If a farmer didn’t like the terms offered by one company, he could, at the end of the contract period, simply switch to another. The basic balance of power between the farmers and the companies remained in place.

The change that finally upended this balance came in 1981. A group of Chicago School economists and lawyers working in the Reagan administration introduced a new interpretation of antitrust laws….Under Reagan, the Department of Justice narrowed the scope of those laws to promote primarily “consumer welfare,” based on “efficiency considerations.” In other words, the point of antitrust law would no longer be to promote competition by maintaining open markets.

….Although the change was strongly opposed by centrists in both parties, a number of left-wing academics and consumer activists in the Democratic Party embraced the new goal of promoting efficiency. The courts also soon began to reflect this political shift….In 1980, the four biggest meatpacking companies in the country controlled 36 percent of the market. Ten years later, their share had doubled, to 72 percent.

Next up is “Last Call,” another piece in the Washington Monthly, about the fact that two gigantic multinational corporations now control manufacturing and distribution of 80 percent of the beer sold in America:

Prior to the 2008 takeover, Anheuser-Busch generally accepted the regulatory regime that had governed the U.S. alcohol industry since the repeal of Prohibition. It didn’t attack the independent wholesalers in control of its supply chain, and generally treated them well. “Tough but fair” is a phrase used by several wholesale-business sources to describe their dealings with the Busch family dynasty. Everyone was making money; there was no need to rock the boat.

All that changed quickly after Anheuser-Busch lost its independence….Today, with only one remaining real competitor, MillerCoors, the pressure it can put on its wholesalers is extraordinary. A wholesaler who loses its account with either company loses one of its two largest customers, and cannot offer his retail clients the name-brand beers that form the backbone of the market. The Big Two in effect have a captive system by which to bring their goods to market.

…. So distributors are caught in an impossible bind: they either do the brewer’s bidding, including selling their businesses to favored “Anchor Wholesalers,” or they lose Anheuser-Busch InBev as a client. And if the wholesalers try to push back? Anheuser-Busch InBev will get rough.

Finally, here is Tyler Cowen on how he expects the publishing industry to evolve:

I expect two or three major publishers, with stacked names (“Penguin Random House”), and they will be owned by Google, Apple, Amazon, and possibly Facebook, or their successors, which perhaps would make it “Apple Penguin Random House.” Those companies have lots of cash, amazing marketing penetration, potential synergies with marketing content they own, and very strong desires to remain focal in the eyes of their customer base.
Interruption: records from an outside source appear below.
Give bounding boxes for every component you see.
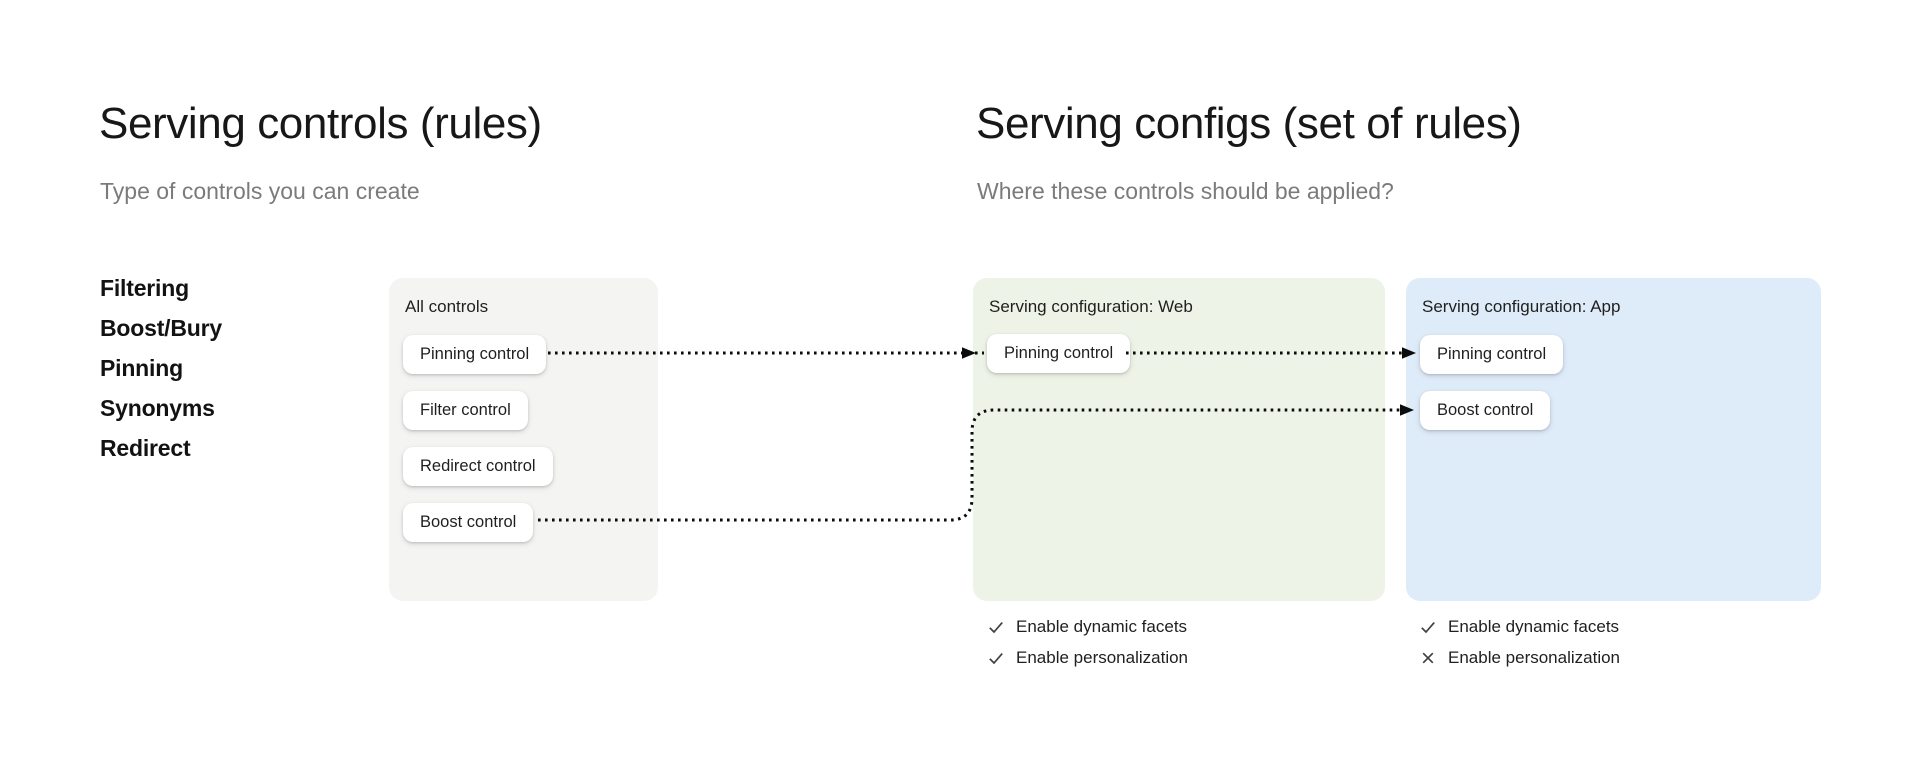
web-chip-pinning-control: Pinning control xyxy=(987,334,1131,373)
check-icon xyxy=(989,622,1003,634)
left-section-subtitle: Type of controls you can create xyxy=(100,178,420,204)
app-config-box: Serving configuration: App Pinning contr… xyxy=(1406,278,1821,601)
web-config-box-label: Serving configuration: Web xyxy=(989,297,1193,316)
setting-row: Enable personalization xyxy=(987,647,1188,669)
setting-label: Enable personalization xyxy=(1448,648,1621,667)
control-type-redirect: Redirect xyxy=(100,435,191,461)
web-config-settings: Enable dynamic facets Enable personaliza… xyxy=(987,616,1188,669)
app-chip-boost-control: Boost control xyxy=(1420,391,1551,430)
all-controls-box: All controls Pinning control Filter cont… xyxy=(389,278,658,601)
setting-label: Enable dynamic facets xyxy=(1016,617,1188,636)
chip-boost-control: Boost control xyxy=(403,503,534,542)
control-type-synonyms: Synonyms xyxy=(100,395,215,421)
setting-row: Enable dynamic facets xyxy=(987,616,1188,638)
control-type-list: Filtering Boost/Bury Pinning Synonyms Re… xyxy=(100,268,222,468)
setting-label: Enable dynamic facets xyxy=(1448,617,1620,636)
right-section-subtitle: Where these controls should be applied? xyxy=(977,178,1394,204)
all-controls-box-label: All controls xyxy=(405,297,489,316)
setting-row: Enable personalization xyxy=(1419,647,1620,669)
control-type-boost-bury: Boost/Bury xyxy=(100,315,222,341)
chip-redirect-control: Redirect control xyxy=(403,447,553,486)
setting-label: Enable personalization xyxy=(1016,648,1189,667)
check-icon xyxy=(1421,622,1435,634)
right-section-title: Serving configs (set of rules) xyxy=(976,99,1522,148)
check-icon xyxy=(989,653,1003,665)
web-config-box: Serving configuration: Web Pinning contr… xyxy=(973,278,1385,601)
control-type-filtering: Filtering xyxy=(100,275,189,301)
app-config-box-label: Serving configuration: App xyxy=(1422,297,1621,316)
cross-icon xyxy=(1422,652,1434,664)
left-section-title: Serving controls (rules) xyxy=(99,99,542,148)
app-config-settings: Enable dynamic facets Enable personaliza… xyxy=(1419,616,1620,669)
chip-pinning-control: Pinning control xyxy=(403,335,547,374)
control-type-pinning: Pinning xyxy=(100,355,183,381)
chip-filter-control: Filter control xyxy=(403,391,528,430)
app-chip-pinning-control: Pinning control xyxy=(1420,335,1564,374)
setting-row: Enable dynamic facets xyxy=(1419,616,1620,638)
They could buy up a major publisher without running solvency risk. For instance Amazon revenues are about twelve times those of a merged Penguin Random House and arguably that gap will grow.

I made it too easy, didn’t I? For more to cogitate about here, you might also want to revisit a recent 60 Minutes program about the eyewear market, and also think about how well the consolidation of the financial industry has worked out for us over the past decade or two.

Both parties, but Republicans especially, mostly spend their time protecting not the free market, as they insist, but big business interests. This is decidedly not the same thing, and it might well be that three or four vertically integrated giants in practically every industry isn’t really all that good for the rest of us. This is just a thought, but in the long run, maybe competition really is a good thing.